As it was, he handed off. While no one would say there was a “gaping hole” to the offense’s left, there was a small crease at the point of attack (between the left tackle, and the double-team block of the center and left guard). Myles Gaskin doesn’t like the look, and tries to bounce the play outside. The result is a tackle for lost yards.
From behind, you can see there is in fact a small crease. Gaskin needs to hit it as hard and as quickly as he can against a defense that pursues as well as Alabama’s.
3rd and 10:
This route concept is very similar to the sprint-out a couple of plays before. The slot receiver is running a mid-range out route, and the receiver on the outside, this time, runs deep to clear space.

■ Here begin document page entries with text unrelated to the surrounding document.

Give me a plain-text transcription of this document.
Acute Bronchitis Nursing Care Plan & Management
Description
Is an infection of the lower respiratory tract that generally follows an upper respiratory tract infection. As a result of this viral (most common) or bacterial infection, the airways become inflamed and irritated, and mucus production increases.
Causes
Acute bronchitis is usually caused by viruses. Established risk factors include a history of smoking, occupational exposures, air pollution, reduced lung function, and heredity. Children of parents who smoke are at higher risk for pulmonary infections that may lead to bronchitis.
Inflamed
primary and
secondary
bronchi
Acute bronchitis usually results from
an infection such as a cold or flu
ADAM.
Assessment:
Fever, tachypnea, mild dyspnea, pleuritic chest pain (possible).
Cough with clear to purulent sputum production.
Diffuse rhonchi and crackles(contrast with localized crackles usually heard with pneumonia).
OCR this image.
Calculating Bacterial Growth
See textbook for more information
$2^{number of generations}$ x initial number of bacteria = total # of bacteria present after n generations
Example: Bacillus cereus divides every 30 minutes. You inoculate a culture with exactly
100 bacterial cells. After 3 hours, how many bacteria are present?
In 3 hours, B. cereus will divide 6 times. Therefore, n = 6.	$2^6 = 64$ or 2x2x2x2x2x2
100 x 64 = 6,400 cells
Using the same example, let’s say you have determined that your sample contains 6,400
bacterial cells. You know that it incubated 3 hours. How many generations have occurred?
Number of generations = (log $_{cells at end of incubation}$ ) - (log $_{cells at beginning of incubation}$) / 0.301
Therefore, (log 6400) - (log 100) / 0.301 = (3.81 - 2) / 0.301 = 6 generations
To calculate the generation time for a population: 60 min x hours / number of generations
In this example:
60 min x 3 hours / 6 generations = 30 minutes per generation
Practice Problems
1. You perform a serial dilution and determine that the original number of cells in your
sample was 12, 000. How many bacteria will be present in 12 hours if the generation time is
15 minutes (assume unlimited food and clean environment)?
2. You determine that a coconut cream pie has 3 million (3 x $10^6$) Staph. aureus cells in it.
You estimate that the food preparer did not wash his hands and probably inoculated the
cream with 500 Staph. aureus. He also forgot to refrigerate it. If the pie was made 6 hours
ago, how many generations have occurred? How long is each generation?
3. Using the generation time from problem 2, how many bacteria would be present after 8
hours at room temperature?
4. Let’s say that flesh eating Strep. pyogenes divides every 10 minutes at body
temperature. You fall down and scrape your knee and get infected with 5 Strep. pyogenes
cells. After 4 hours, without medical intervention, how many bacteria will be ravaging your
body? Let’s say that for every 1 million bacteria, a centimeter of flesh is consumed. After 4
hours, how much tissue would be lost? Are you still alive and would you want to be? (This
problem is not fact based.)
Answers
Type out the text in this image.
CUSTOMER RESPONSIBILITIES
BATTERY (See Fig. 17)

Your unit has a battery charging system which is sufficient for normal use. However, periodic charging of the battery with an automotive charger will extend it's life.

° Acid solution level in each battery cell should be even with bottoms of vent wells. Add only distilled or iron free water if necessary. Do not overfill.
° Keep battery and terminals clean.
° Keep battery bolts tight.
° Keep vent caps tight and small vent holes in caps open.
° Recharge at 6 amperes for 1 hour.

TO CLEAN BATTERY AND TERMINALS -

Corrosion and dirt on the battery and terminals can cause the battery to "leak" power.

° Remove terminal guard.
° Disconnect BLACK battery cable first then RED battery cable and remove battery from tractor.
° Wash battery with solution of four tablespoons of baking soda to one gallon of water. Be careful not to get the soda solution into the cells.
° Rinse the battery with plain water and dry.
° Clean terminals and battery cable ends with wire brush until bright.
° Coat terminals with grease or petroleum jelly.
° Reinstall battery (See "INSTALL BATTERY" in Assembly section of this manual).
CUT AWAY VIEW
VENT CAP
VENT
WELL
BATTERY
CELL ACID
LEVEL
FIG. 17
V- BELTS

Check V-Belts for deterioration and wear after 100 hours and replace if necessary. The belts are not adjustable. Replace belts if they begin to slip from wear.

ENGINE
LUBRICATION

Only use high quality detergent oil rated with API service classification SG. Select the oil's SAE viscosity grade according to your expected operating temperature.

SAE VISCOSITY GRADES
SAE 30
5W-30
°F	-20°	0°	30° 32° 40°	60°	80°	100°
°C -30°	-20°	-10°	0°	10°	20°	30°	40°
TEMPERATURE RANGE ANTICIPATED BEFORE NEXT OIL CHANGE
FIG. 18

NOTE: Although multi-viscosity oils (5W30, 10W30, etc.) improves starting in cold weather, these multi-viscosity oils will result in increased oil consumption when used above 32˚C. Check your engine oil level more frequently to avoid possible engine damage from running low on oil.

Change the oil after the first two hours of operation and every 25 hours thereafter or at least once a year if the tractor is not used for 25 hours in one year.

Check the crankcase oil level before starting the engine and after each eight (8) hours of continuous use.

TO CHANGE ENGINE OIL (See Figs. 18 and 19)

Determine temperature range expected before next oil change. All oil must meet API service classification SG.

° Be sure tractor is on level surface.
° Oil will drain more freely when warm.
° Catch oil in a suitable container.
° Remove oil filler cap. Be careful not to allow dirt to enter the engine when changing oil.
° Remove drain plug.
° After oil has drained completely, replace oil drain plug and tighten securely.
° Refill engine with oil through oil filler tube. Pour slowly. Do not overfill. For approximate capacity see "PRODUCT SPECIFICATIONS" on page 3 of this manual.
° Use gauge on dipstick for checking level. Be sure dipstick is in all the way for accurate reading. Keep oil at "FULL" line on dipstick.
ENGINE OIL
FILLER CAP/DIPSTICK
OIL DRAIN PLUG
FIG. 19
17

This is one of the more difficult throws to make in football, from one hashmark to the far sideline. This will never be Jake Browning’s forte, but he’s shown throughout the year he can effectively make this throw when he can get the ball out on time, and when he’s really able to use his whole body to drive the ball. Even though the ball is thrown mostly on time from a clean pocket, it’s late getting to the receiver (Aaron Fuller). At the very end of this gif, you can see Browning falling back from the throw instead of driving over the top of his left (plant) leg. It’s very possible that the injury to his shoulder simply prevented him from being able to use his whole body to make this type of throw - as well as others we’ve shown here and in the recent past.
3rd and 3:
Another sprint-out, but with a pocket that doesn’t really move.
Two things to note on this play. First, the route isn’t great by the receiver. He’s running an out route, but he’s drifting down the field instead of making a square cut. You can see his cut as at around the Husky 49 yard-line, but he’s in to Alabama territory when the ball gets to him. Second, Browning just doesn’t have everything into this throw. He never gets his shoulders turned from the receiver (meaning this is really just an “arm” throw), and he falls away from the pass instead of running through it.
By this point, it should be clear: Something just wasn’t right with Jake Browning. The “little stuff” - like throwing fundamentals - is actually a big part of his game, and a reason for his success. For him to be this consistently off certainly says that he just couldn’t do it the way he did in October.